Any feedback from those who took the test this time around on the new exam format?

Does the test still seem to be split into an easier morning and a harder afternoon?

Does the new format appear to make the test easier somewhat or harder?


----------



## ndekens (Apr 28, 2009)

MadRasputin said:


> Any feedback from those who took the test this time around on the new exam format?
> Does the test still seem to be split into an easier morning and a harder afternoon?
> 
> Does the new format appear to make the test easier somewhat or harder?

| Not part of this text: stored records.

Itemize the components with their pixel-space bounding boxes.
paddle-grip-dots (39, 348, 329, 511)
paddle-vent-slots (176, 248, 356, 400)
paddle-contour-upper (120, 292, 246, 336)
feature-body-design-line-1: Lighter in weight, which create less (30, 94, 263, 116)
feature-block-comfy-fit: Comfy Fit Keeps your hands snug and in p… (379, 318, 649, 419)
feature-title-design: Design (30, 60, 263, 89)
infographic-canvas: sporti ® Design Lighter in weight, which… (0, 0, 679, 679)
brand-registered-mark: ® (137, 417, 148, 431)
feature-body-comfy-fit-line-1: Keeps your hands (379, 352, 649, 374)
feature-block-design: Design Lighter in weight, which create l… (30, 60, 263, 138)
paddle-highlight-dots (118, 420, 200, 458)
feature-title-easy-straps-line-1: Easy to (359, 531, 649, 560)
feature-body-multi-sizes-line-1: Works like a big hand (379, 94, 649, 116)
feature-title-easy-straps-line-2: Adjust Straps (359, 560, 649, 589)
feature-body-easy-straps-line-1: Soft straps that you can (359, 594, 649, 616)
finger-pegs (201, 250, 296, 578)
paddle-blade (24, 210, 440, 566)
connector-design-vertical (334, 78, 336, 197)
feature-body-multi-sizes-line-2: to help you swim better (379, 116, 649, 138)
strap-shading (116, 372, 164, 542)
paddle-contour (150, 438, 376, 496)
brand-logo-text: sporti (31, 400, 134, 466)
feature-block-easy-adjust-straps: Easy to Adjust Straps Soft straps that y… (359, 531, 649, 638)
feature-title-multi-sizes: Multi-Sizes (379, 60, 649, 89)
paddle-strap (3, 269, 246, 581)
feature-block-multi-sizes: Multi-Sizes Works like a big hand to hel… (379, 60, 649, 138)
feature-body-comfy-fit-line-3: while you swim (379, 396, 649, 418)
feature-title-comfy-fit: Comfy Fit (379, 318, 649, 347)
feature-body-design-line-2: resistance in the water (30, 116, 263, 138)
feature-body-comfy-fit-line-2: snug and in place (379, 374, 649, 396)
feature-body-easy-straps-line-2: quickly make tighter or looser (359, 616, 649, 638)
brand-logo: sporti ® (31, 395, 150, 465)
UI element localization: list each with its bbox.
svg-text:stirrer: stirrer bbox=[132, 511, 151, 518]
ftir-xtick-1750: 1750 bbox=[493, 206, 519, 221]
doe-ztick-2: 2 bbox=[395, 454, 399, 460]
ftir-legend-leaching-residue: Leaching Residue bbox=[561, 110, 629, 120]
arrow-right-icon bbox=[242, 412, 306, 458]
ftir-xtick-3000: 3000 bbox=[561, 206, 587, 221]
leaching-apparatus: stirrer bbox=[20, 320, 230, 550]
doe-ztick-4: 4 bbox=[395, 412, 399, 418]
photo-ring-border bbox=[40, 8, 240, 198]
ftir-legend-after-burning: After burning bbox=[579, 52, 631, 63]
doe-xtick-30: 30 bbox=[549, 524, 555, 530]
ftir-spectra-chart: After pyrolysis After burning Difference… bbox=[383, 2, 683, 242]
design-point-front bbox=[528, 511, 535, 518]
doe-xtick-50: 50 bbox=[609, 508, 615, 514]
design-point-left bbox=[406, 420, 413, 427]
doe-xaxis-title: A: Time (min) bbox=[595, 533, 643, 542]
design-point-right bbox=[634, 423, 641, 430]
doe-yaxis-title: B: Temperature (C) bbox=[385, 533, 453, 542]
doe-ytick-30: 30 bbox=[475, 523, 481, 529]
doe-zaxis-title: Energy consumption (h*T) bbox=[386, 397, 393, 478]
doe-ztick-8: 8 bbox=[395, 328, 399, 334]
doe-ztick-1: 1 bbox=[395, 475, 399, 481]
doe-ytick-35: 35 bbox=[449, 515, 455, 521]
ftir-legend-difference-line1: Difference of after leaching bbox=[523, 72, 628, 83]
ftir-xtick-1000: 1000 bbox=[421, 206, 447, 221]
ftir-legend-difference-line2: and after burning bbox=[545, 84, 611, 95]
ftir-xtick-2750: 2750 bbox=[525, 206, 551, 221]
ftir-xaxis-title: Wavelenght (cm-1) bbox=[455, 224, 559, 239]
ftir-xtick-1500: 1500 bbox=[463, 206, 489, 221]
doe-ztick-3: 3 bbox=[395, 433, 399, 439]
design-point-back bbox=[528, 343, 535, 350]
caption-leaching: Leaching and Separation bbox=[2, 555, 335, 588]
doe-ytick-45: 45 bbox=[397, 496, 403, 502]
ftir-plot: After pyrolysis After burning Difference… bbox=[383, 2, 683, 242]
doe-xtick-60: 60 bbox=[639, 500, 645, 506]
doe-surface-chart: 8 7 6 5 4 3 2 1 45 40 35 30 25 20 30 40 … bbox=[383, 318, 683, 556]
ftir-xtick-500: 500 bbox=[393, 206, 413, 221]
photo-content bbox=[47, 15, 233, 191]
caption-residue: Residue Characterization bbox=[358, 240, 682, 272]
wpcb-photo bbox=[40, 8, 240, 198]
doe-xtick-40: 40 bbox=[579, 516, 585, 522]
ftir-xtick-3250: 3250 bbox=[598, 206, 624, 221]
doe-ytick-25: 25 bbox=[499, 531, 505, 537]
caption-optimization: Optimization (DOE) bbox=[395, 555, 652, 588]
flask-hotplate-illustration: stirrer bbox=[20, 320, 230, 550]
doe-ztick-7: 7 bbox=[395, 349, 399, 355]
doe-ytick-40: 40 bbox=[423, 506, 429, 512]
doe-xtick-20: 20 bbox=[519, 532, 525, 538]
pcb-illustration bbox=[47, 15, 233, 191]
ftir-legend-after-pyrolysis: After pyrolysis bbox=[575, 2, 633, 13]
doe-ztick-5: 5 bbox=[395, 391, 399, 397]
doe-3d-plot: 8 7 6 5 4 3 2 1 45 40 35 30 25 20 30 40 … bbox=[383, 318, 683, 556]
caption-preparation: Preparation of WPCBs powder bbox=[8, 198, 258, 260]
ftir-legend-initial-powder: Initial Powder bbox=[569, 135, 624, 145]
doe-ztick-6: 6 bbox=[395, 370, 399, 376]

I dont think your going to get much feedback for fear of the board monitoring this board. But yeah I like the new format better after taking this test 7 times. Get the NCEES practice exam for the new format it will show you what its like.


----------



## KEG (Apr 28, 2009)

I liked the new format much better. It was still a very challenging test and to me, I did better in the a.m. than the p.m. session. Definitely get a copy of the NCEES sample exam and be more than comfortable using the 2008 NEC.


----------



## MadRasputin (Apr 28, 2009)

ndekens said:


> I dont think your going to get much feedback for fear of the board monitoring this board. But yeah I like the new format better after taking this test 7 times. Get the NCEES practice exam for the new format it will show you what its like.


Please, no test compromising feedback. Just looking for general feedback on the new format. I am sure I am not the only curious one on how the new test format worked out.


----------



## WantsPE (Apr 28, 2009)

This was my second attempt. I found the new syllabus a lot easier to study and to take the test.

I guess it depends on what you are more comfortable with. To me, I found the old syllabus too vast and I sucked at it. I scored a 67 last time and I thought I did a lot worse than that so I am hoping this time I score better since I feel better about the test.

The new syllabus makes more sense to me. I had a good feeling walking out of there at lunch but like the others said, I was exhausted half way through the afternoon session and I found myself spending a lot more time reading and trying to understand the questions in the afternoon. I don't know if they were necessarily more complex of I was just not as sharp in the afternoon.

To sum up, I would say the NCEES sample is the best source and the exam was closest to that than anything else that I used to prepare for the test.


----------



## Gerbera (Apr 29, 2009)

This time was my first attempt, so I have nothing to compare it to. I did feel that only having to review/learn power related material was helpful in narrowing my focus down a bit for studying. It seems overwhelming to me to have to study power + electronics + computer stuff, since power is a broad enough field as it is.

Like others, I do highly recommend the NCEES sample exam as one of the items you use in your study.


----------